Posted: 2016-06-28 , Modified: 2016-06-28

Tags: CCA

Wikipedia

Goal: Find the linear combination of \((X_i)\) and \((Y_j)\) with maximum correlation.

Let \(\Si_{XY} = \Cov(X,Y)\) (i.e., \(XY^T\)).

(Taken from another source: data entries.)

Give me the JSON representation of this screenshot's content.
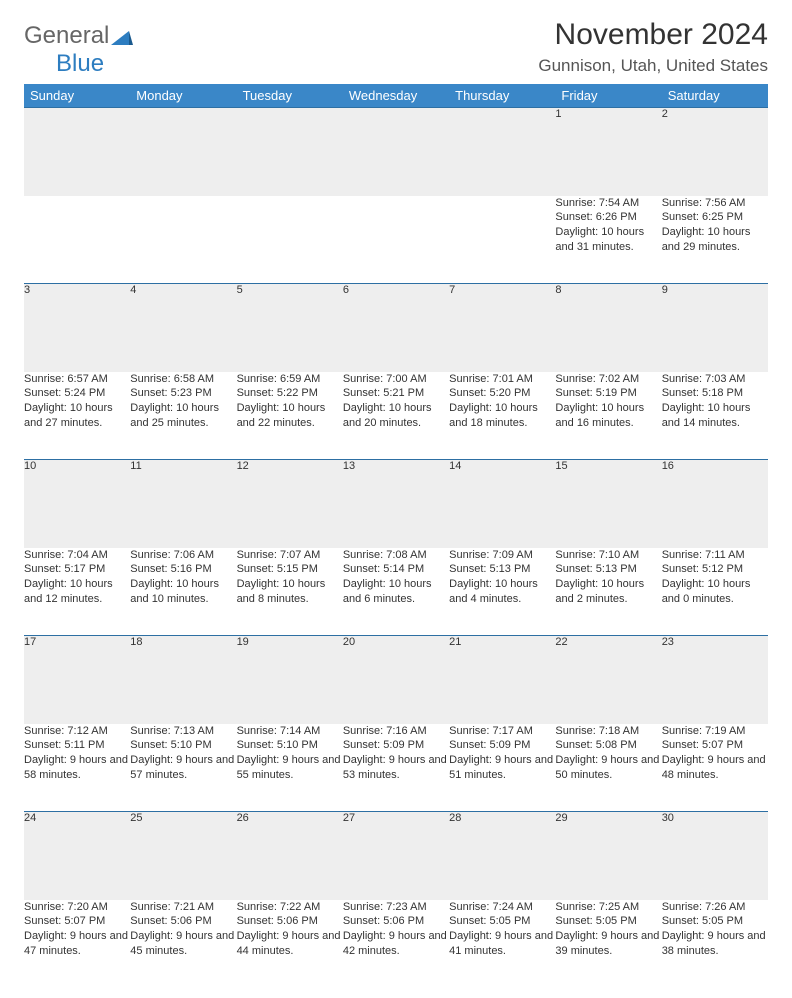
{
  "logo": {
    "word1": "General",
    "word2": "Blue"
  },
  "title": "November 2024",
  "location": "Gunnison, Utah, United States",
  "colors": {
    "header_bg": "#3a87c8",
    "header_fg": "#ffffff",
    "daynum_bg": "#eeeeee",
    "rule": "#2d6fa3",
    "text": "#333333",
    "logo_gray": "#666666",
    "logo_blue": "#2d7dc0"
  },
  "weekdays": [
    "Sunday",
    "Monday",
    "Tuesday",
    "Wednesday",
    "Thursday",
    "Friday",
    "Saturday"
  ],
  "weeks": [
    [
      {
        "n": "",
        "sr": "",
        "ss": "",
        "dl": ""
      },
      {
        "n": "",
        "sr": "",
        "ss": "",
        "dl": ""
      },
      {
        "n": "",
        "sr": "",
        "ss": "",
        "dl": ""
      },
      {
        "n": "",
        "sr": "",
        "ss": "",
        "dl": ""
      },
      {
        "n": "",
        "sr": "",
        "ss": "",
        "dl": ""
      },
      {
        "n": "1",
        "sr": "Sunrise: 7:54 AM",
        "ss": "Sunset: 6:26 PM",
        "dl": "Daylight: 10 hours and 31 minutes."
      },
      {
        "n": "2",
        "sr": "Sunrise: 7:56 AM",
        "ss": "Sunset: 6:25 PM",
        "dl": "Daylight: 10 hours and 29 minutes."
      }
    ],
    [
      {
        "n": "3",
        "sr": "Sunrise: 6:57 AM",
        "ss": "Sunset: 5:24 PM",
        "dl": "Daylight: 10 hours and 27 minutes."
      },
      {
        "n": "4",
        "sr": "Sunrise: 6:58 AM",
        "ss": "Sunset: 5:23 PM",
        "dl": "Daylight: 10 hours and 25 minutes."
      },
      {
        "n": "5",
        "sr": "Sunrise: 6:59 AM",
        "ss": "Sunset: 5:22 PM",
        "dl": "Daylight: 10 hours and 22 minutes."
      },
      {
        "n": "6",
        "sr": "Sunrise: 7:00 AM",
        "ss": "Sunset: 5:21 PM",
        "dl": "Daylight: 10 hours and 20 minutes."
      },
      {
        "n": "7",
        "sr": "Sunrise: 7:01 AM",
        "ss": "Sunset: 5:20 PM",
        "dl": "Daylight: 10 hours and 18 minutes."
      },
      {
        "n": "8",
        "sr": "Sunrise: 7:02 AM",
        "ss": "Sunset: 5:19 PM",
        "dl": "Daylight: 10 hours and 16 minutes."
      },
      {
        "n": "9",
        "sr": "Sunrise: 7:03 AM",
        "ss": "Sunset: 5:18 PM",
        "dl": "Daylight: 10 hours and 14 minutes."
      }
    ],
    [
      {
        "n": "10",
        "sr": "Sunrise: 7:04 AM",
        "ss": "Sunset: 5:17 PM",
        "dl": "Daylight: 10 hours and 12 minutes."
      },
      {
        "n": "11",
        "sr": "Sunrise: 7:06 AM",
        "ss": "Sunset: 5:16 PM",
        "dl": "Daylight: 10 hours and 10 minutes."
      },
      {
        "n": "12",
        "sr": "Sunrise: 7:07 AM",
        "ss": "Sunset: 5:15 PM",
        "dl": "Daylight: 10 hours and 8 minutes."
      },
      {
        "n": "13",
        "sr": "Sunrise: 7:08 AM",
        "ss": "Sunset: 5:14 PM",
        "dl": "Daylight: 10 hours and 6 minutes."
      },
      {
        "n": "14",
        "sr": "Sunrise: 7:09 AM",
        "ss": "Sunset: 5:13 PM",
        "dl": "Daylight: 10 hours and 4 minutes."
      },
      {
        "n": "15",
        "sr": "Sunrise: 7:10 AM",
        "ss": "Sunset: 5:13 PM",
        "dl": "Daylight: 10 hours and 2 minutes."
      },
      {
        "n": "16",
        "sr": "Sunrise: 7:11 AM",
        "ss": "Sunset: 5:12 PM",
        "dl": "Daylight: 10 hours and 0 minutes."
      }
    ],
    [
      {
        "n": "17",
        "sr": "Sunrise: 7:12 AM",
        "ss": "Sunset: 5:11 PM",
        "dl": "Daylight: 9 hours and 58 minutes."
      },
      {
        "n": "18",
        "sr": "Sunrise: 7:13 AM",
        "ss": "Sunset: 5:10 PM",
        "dl": "Daylight: 9 hours and 57 minutes."
      },
      {
        "n": "19",
        "sr": "Sunrise: 7:14 AM",
        "ss": "Sunset: 5:10 PM",
        "dl": "Daylight: 9 hours and 55 minutes."
      },
      {
        "n": "20",
        "sr": "Sunrise: 7:16 AM",
        "ss": "Sunset: 5:09 PM",
        "dl": "Daylight: 9 hours and 53 minutes."
      },
      {
        "n": "21",
        "sr": "Sunrise: 7:17 AM",
        "ss": "Sunset: 5:09 PM",
        "dl": "Daylight: 9 hours and 51 minutes."
      },
      {
        "n": "22",
        "sr": "Sunrise: 7:18 AM",
        "ss": "Sunset: 5:08 PM",
        "dl": "Daylight: 9 hours and 50 minutes."
      },
      {
        "n": "23",
        "sr": "Sunrise: 7:19 AM",
        "ss": "Sunset: 5:07 PM",
        "dl": "Daylight: 9 hours and 48 minutes."
      }
    ],
    [
      {
        "n": "24",
        "sr": "Sunrise: 7:20 AM",
        "ss": "Sunset: 5:07 PM",
        "dl": "Daylight: 9 hours and 47 minutes."
      },
      {
        "n": "25",
        "sr": "Sunrise: 7:21 AM",
        "ss": "Sunset: 5:06 PM",
        "dl": "Daylight: 9 hours and 45 minutes."
      },
      {
        "n": "26",
        "sr": "Sunrise: 7:22 AM",
        "ss": "Sunset: 5:06 PM",
        "dl": "Daylight: 9 hours and 44 minutes."
      },
      {
        "n": "27",
        "sr": "Sunrise: 7:23 AM",
        "ss": "Sunset: 5:06 PM",
        "dl": "Daylight: 9 hours and 42 minutes."
      },
      {
        "n": "28",
        "sr": "Sunrise: 7:24 AM",
        "ss": "Sunset: 5:05 PM",
        "dl": "Daylight: 9 hours and 41 minutes."
      },
      {
        "n": "29",
        "sr": "Sunrise: 7:25 AM",
        "ss": "Sunset: 5:05 PM",
        "dl": "Daylight: 9 hours and 39 minutes."
      },
      {
        "n": "30",
        "sr": "Sunrise: 7:26 AM",
        "ss": "Sunset: 5:05 PM",
        "dl": "Daylight: 9 hours and 38 minutes."
      }
    ]
  ]
}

We want to maximize (let \(\ve{v}_M=v^TMv\)) \[\max_{a,b} \fc{a^T\Si_{XY}b}{\ve{a}_{\Si_{XX}}\ve{b}_{\Si_{YY}}}.\] Let \(c=\Si_{XX}^{\rc 2}a\) and \(d=\Si_{YY}^{\rc 2}b\). Then this is \[\fc{c^T \Si_{XX}^{-\rc2} \Si_{XY} \Si_{YY}^{-\rc2}d}{\ve{c}_2\ve{d}_2}.\] Thus, find the SVD of \[\Si_{XX}^{-\rc2} \Si_{XY} \Si_{YY}^{-1} \Si_{YX} \Si_{XX}^{-\rc 2}.\] Change coordinates back to find \(a,b\).

More generally, to find the top \(k\) dimensions, we want \[\max_{M_X \in \mathcal{O}^{d_a\times r}, M_Y\in \mathcal{O}^{d_b\times r}} \Tr(M_X^T \Si_{XX}^{-\rc2} \Si_{XY} \Si_{YY}^{-\rc2}M_Y).\] Find the rank \(k\) SVD, the matrices consist of the top \(k\) SV’s.